OPINION: HUBO UN TIEMPO QUE FUE HERMOSO… HOY

Para quienes transitamos ya el segundo tiempo de este partido que es la vida, gozamos de la adolescencia en los años `80 –en otro país, otro mundo, casi irreal visto desde el presente…- y siempre tuvimos a los autos como parte indisoluble de nuestra vida, el Fiat 600 (y también, justo es decirlo, el 2 y 3 CV de Citröen) formó parte de incontables noches de insomnio. A mediados de esa década, en pleno tránsito por el colegio secundario alfonsinista, poder acceder a una “Bolita” o un “Citro” –desde ya que con mucho más de una década de antigüedad sobre los hombros- era una meca lejana, pero realizable. Se podía soñar con ellos.

Aquellos selectos elegidos (no más de tres o cuatro entre 60 imberbes) que accedían –trabajo y/o/u ahorros y padres mediante- al status de poseedores eran considerados, en el colegio industrial de automotores de Monte Castro, poco menos que Dioses que bajaban del Olimpo para favorecernos con su saludo.

Si el programa era “ratearse” y gozar de los ingobernables deslizamientos del tren trasero en los empedrados mojados del barrio o acceder a los incalcanzables favores de la mejor rubia del vecino ENET Nº27, no había compulsa posible: ganaban siempre los fierros.

Por eso es que la relación con los autos -y sobre todo con esos dos modelos tantas veces anhelados y protagonistas de discusiones y relatos pasionarios al borde la piñas-, la mido desde una perspectiva muy especial, íntima. Por consiguiente, la llegada en 2008 del 500 (que “afuera” es 500, pero “para nosotros” es, melancólicamente, el inolvidable 600) me tocó de una manera particular.

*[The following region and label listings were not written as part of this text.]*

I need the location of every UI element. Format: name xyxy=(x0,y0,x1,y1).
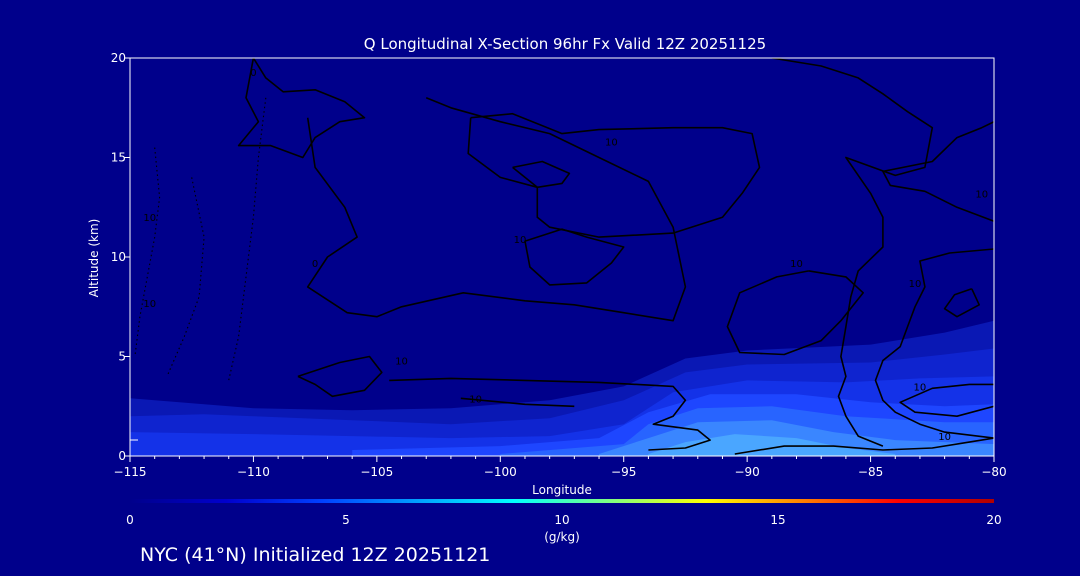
contour-label: 10 xyxy=(395,357,408,368)
colorbar-tick-label: 15 xyxy=(770,513,785,527)
colorbar-ramp xyxy=(130,499,994,503)
contour-label: 10 xyxy=(914,382,927,393)
x-tick-label: −105 xyxy=(360,465,393,479)
colorbar-tick-label: 20 xyxy=(986,513,1001,527)
x-tick-label: −115 xyxy=(114,465,147,479)
y-tick-label: 15 xyxy=(111,151,126,165)
y-tick-label: 20 xyxy=(111,51,126,65)
contour-label: 10 xyxy=(909,279,922,290)
figure: Q Longitudinal X-Section 96hr Fx Valid 1… xyxy=(87,35,1007,566)
y-axis: 0 5 10 15 20 xyxy=(111,51,130,463)
colorbar-tick-label: 0 xyxy=(126,513,134,527)
colorbar: 0 5 10 15 20 (g/kg) xyxy=(126,499,1002,544)
plot-area: 10 10 0 0 10 10 10 10 10 10 10 10 10 xyxy=(129,57,995,462)
x-tick-label: −90 xyxy=(734,465,759,479)
contour-label: 10 xyxy=(790,259,803,270)
x-tick-label: −85 xyxy=(858,465,883,479)
y-tick-label: 0 xyxy=(118,449,126,463)
contour-label: 10 xyxy=(143,213,156,224)
x-axis: −115 −110 −105 −100 −95 −90 −85 −80 xyxy=(114,456,1007,479)
x-tick-label: −100 xyxy=(484,465,517,479)
contour-label: 10 xyxy=(975,189,988,200)
y-tick-label: 10 xyxy=(111,250,126,264)
colorbar-unit: (g/kg) xyxy=(544,530,580,544)
contour-label: 0 xyxy=(250,68,256,79)
contour-label: 10 xyxy=(514,235,527,246)
station-caption: NYC (41°N) Initialized 12Z 20251121 xyxy=(140,544,490,566)
contour-label: 10 xyxy=(605,138,618,149)
x-tick-label: −95 xyxy=(611,465,636,479)
y-tick-label: 5 xyxy=(118,350,126,364)
x-axis-label: Longitude xyxy=(532,483,592,497)
x-tick-label: −80 xyxy=(981,465,1006,479)
colorbar-tick-label: 10 xyxy=(554,513,569,527)
x-tick-label: −110 xyxy=(237,465,270,479)
chart-title: Q Longitudinal X-Section 96hr Fx Valid 1… xyxy=(364,35,766,53)
contour-label: 0 xyxy=(312,259,318,270)
y-axis-label: Altitude (km) xyxy=(87,219,101,298)
colorbar-ticks: 0 5 10 15 20 xyxy=(126,513,1001,527)
contour-label: 10 xyxy=(143,299,156,310)
colorbar-tick-label: 5 xyxy=(342,513,350,527)
contour-label: 10 xyxy=(938,432,951,443)
contour-label: 10 xyxy=(469,394,482,405)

Imposible separar lo profesional de lo personal. Quizá, porque nunca llegué –finalmente-, a adquirir uno: pero creo que el deseo fue tan grande que, casi, es como si lo hubiera materializado. Drexler lo dice claro y mejor: “a veces se añora en la vida, algo que nunca llegó a pasar”.

Lo segundo que pensé cuando –finalmente- las llaves del 500 blanco y reluciente estuvieron en mi poder, fue salir para Caseros (lo primero, antes que nada, fue “hacerle” un tanque sin bajarme ni para ir al baño) y llegarme hasta la casa de un amigo del alma, Oscar, fanático del modelo y feliz y envidiado poseedor –en aquellos años- de uno. Blanco también, que no arañaba ni por terminación la década del ‘70 y que se transformó en “sufrido material práctico” de nuestras pretensiones mecánicas y que calentaba como el quinto averno aún en medio del más crudo invierno porteño.

Me interesaba –sin previo aviso- observar la reacción primaria de alguien para quien como para mí, el modelo representaba una parte de nuestras vidas; más allá de que éste es otro auto, dirigido a otro público y que en la Argentina nadie lo tenga como alternativa realizable. Y el efecto fue el esperado: sorpresa, admiración, asombro y emoción. Como el reencuentro con una ex novia a quien después de muchos años de ausencia uno encuentra mejor. Y esa, creo, que es la razón fundamental de su éxito mundial: es un auto que mantiene la magia, si bien incorpora tecnología europea de primera mano, preserva -para el ojo diestro- decenas de guiños que lo emparentan de manera directa y emocional con el modelo que, en nuestro país, fue símbolo de su época y permitió que miles de familias accedieran a su primer auto.

Respecto de los otros dos retro que volvieron dignamente del sepia, el Volkswagen New Beetle y el MINI Cooper, el modelo de Fiat es el que mejor resuelve la ecuación pasado-presente. Por eso celebro el respeto por la historia y la revalorización de un mito sin traicionar su esencia.

Hoy más de 20 años después, por distintas circunstancias (también) es realmente difícil (imposible, ejem…) que pueda darme el lujo de tener un 500. Pero les garantizo que el deseo se desempolvó desde lejanas noches y el día que lo devolví, tardé un buen rato en dormirme.